I’m listening to a set of three pieces all about the same length (again?) by Erik Blennow Calälv, with pianist/composer Lisa Ullén, Finn Loxbo on guitar with Ryan Packard on percussion and electronics to accompany Calälv’s bass clarinet. They’re all experienced and judicious improvisers, so I presume there’s an openness to the scores to allow the slow but free interplay that flows through each piece. Each piece – Bi, In yo & Iwato – is apparently based on a traditional Japanese scales, but what with the overall texture and Ullén’s prepared piano goddamn it sounds just like Magnus Granberg to me. I mean, that’s great and all, but still. The smaller scale adds to a more accessible intimacy, so if you’re pressed for time then this album’s a good way to get a surrogate Granberg fix in more manageable chunks.

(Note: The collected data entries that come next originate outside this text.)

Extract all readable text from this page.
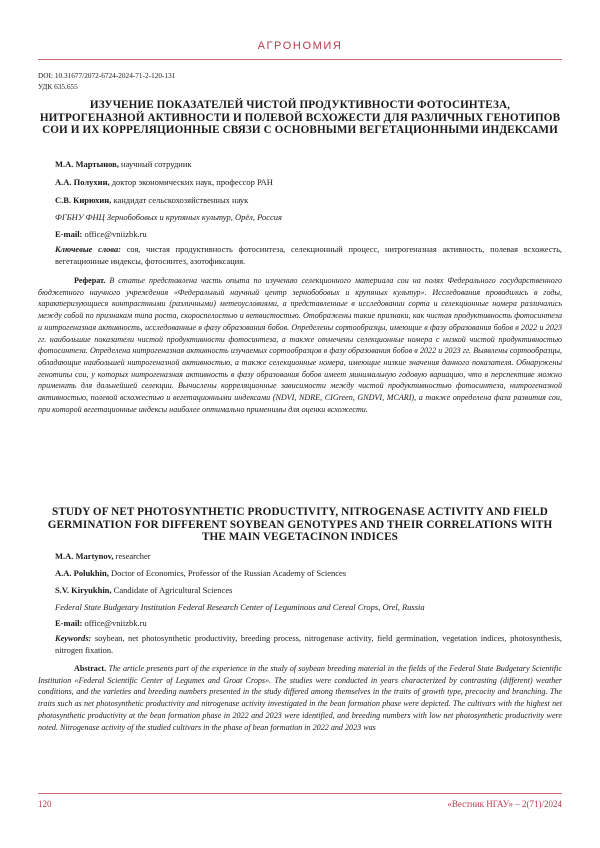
АГРОНОМИЯ
DOI: 10.31677/2072-6724-2024-71-2-120-131
УДК 635.655
ИЗУЧЕНИЕ ПОКАЗАТЕЛЕЙ ЧИСТОЙ ПРОДУКТИВНОСТИ ФОТОСИНТЕЗА, НИТРОГЕНАЗНОЙ АКТИВНОСТИ И ПОЛЕВОЙ ВСХОЖЕСТИ ДЛЯ РАЗЛИЧНЫХ ГЕНОТИПОВ СОИ И ИХ КОРРЕЛЯЦИОННЫЕ СВЯЗИ С ОСНОВНЫМИ ВЕГЕТАЦИОННЫМИ ИНДЕКСАМИ
М.А. Мартынов, научный сотрудник
А.А. Полухин, доктор экономических наук, профессор РАН
С.В. Кирюхин, кандидат сельскохозяйственных наук
ФГБНУ ФНЦ Зернобобовых и крупяных культур, Орёл, Россия
E-mail: office@vniizbk.ru
Ключевые слова: соя, чистая продуктивность фотосинтеза, селекционный процесс, нитрогеназная активность, полевая всхожесть, вегетационные индексы, фотосинтез, азотофиксация.
Реферат. В статье представлена часть опыта по изучению селекционного материала сои на полях Федерального государственного бюджетного научного учреждения «Федеральный научный центр зернобобовых и крупяных культур». Исследования проводились в годы, характеризующиеся контрастными (различными) метеоусловиями, а представленные в исследовании сорта и селекционные номера различались между собой по признакам типа роста, скороспелостью и ветвистостью. Отображены такие признаки, как чистая продуктивность фотосинтеза и нитрогеназная активность, исследованные в фазу образования бобов. Определены сортообразцы, имеющие в фазу образования бобов в 2022 и 2023 гг. наибольшие показатели чистой продуктивности фотосинтеза, а также отмечены селекционные номера с низкой чистой продуктивностью фотосинтеза. Определена нитрогеназная активность изучаемых сортообразцов в фазу образования бобов в 2022 и 2023 гг. Выявлены сортообразцы, обладающие наибольшей нитрогеназной активностью, а также селекционные номера, имеющие низкие значения данного показателя. Обнаружены генотипы сои, у которых нитрогеназная активность в фазу образования бобов имеет минимальную годовую вариацию, что в перспективе можно применить для дальнейшей селекции. Вычислены корреляционные зависимости между чистой продуктивностью фотосинтеза, нитрогеназной активностью, полевой всхожестью и вегетационными индексами (NDVI, NDRE, CIGreen, GNDVI, MCARI), а также определена фаза развития сои, при которой вегетационные индексы наиболее оптимально применимы для оценки всхожести.
STUDY OF NET PHOTOSYNTHETIC PRODUCTIVITY, NITROGENASE ACTIVITY AND FIELD GERMINATION FOR DIFFERENT SOYBEAN GENOTYPES AND THEIR CORRELATIONS WITH THE MAIN VEGETACINON INDICES
M.A. Martynov, researcher
A.A. Polukhin, Doctor of Economics, Professor of the Russian Academy of Sciences
S.V. Kiryukhin, Candidate of Agricultural Sciences
Federal State Budgetary Institution Federal Research Center of Leguminous and Cereal Crops, Orel, Russia
E-mail: office@vniizbk.ru
Keywords: soybean, net photosynthetic productivity, breeding process, nitrogenase activity, field germination, vegetation indices, photosynthesis, nitrogen fixation.
Abstract. The article presents part of the experience in the study of soybean breeding material in the fields of the Federal State Budgetary Scientific Institution «Federal Scientific Center of Legumes and Groat Crops». The studies were conducted in years characterized by contrasting (different) weather conditions, and the varieties and breeding numbers presented in the study differed among themselves in the traits of growth type, precocity and branching. The traits such as net photosynthetic productivity and nitrogenase activity investigated in the bean formation phase were depicted. The cultivars with the highest net photosynthetic productivity at the bean formation phase in 2022 and 2023 were identified, and breeding numbers with low net photosynthetic productivity were noted. Nitrogenase activity of the studied cultivars in the phase of bean formation in 2022 and 2023 was
120	«Вестник НГАУ» – 2(71)/2024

Isolation Pianos (2): Lisa Ullén, Bobby Mitchell, Frederic Rzewski

Tuesday 30 June 2020

More odious comparisons: pianos, this time. This was going to get posted yesterday and include Alex White’s Transductions but I got a bit carried away about that one. I’m catching up on Takuroku’s weekly set of releases by musicians working in self-isolation over the past few months. Lisa Ullén’s Gold, 20-minute solo for prepared piano, was recorded in her living room on 1 June and I’ve just finished listening to it for a second time. Prepared piano is a difficult medium for musical expression; the overbearing timbres tend to push composers into resorting to extremes, either extravagant pyrotechnics or carefully isolated gems of sound. Ullén here stakes out a middle ground, and perhaps suffers for it. With paper threaded through the piano strings, she sets up a buzzing haze through which clear tones gradually emerge. From there, her concentration turns from timbral density to variety, picking out deliberate melodic fragments mixing muted and untreated piano notes. That middle ground of avoiding extremes makes it all feel a little safe, but then this piece isn’t about creating and resolving tension. It’s an extended study in contrasting timbres and textures, with the latter half cannily avoiding any perceptible shape to balance out the former.

Pianist Bobby Mitchell has given Takuroku something that’s as close to trad as the series will presumably get, with a suite of pieces from Frederic Rzewski’s Songs of Insurrection. A veritable Old Master of virtuoso piano composition, Rzewski shows that his compositional and motivational spark are as vital as ever with this piano cycle composed in 2016, drawing material and inspiration from popular songs of World War II soldiers, partisans and civil rights protesters. The slightly rough-and-ready recording conditions suit the idiom perfectly and Mitchell gets stuck in with the right attitude, playing with an athelticism that always lands with feet planted firmly on the ground, with a tenderness that’s never soft-hearted. There’s a great unity of purpose here between composer and pianist, each unafraid to get into some dense passages without fear of getting the listener muddled. Right now, there’s no other legitimate way to get hold of a recording of this piece so it’s kind of essential for late Rzewski.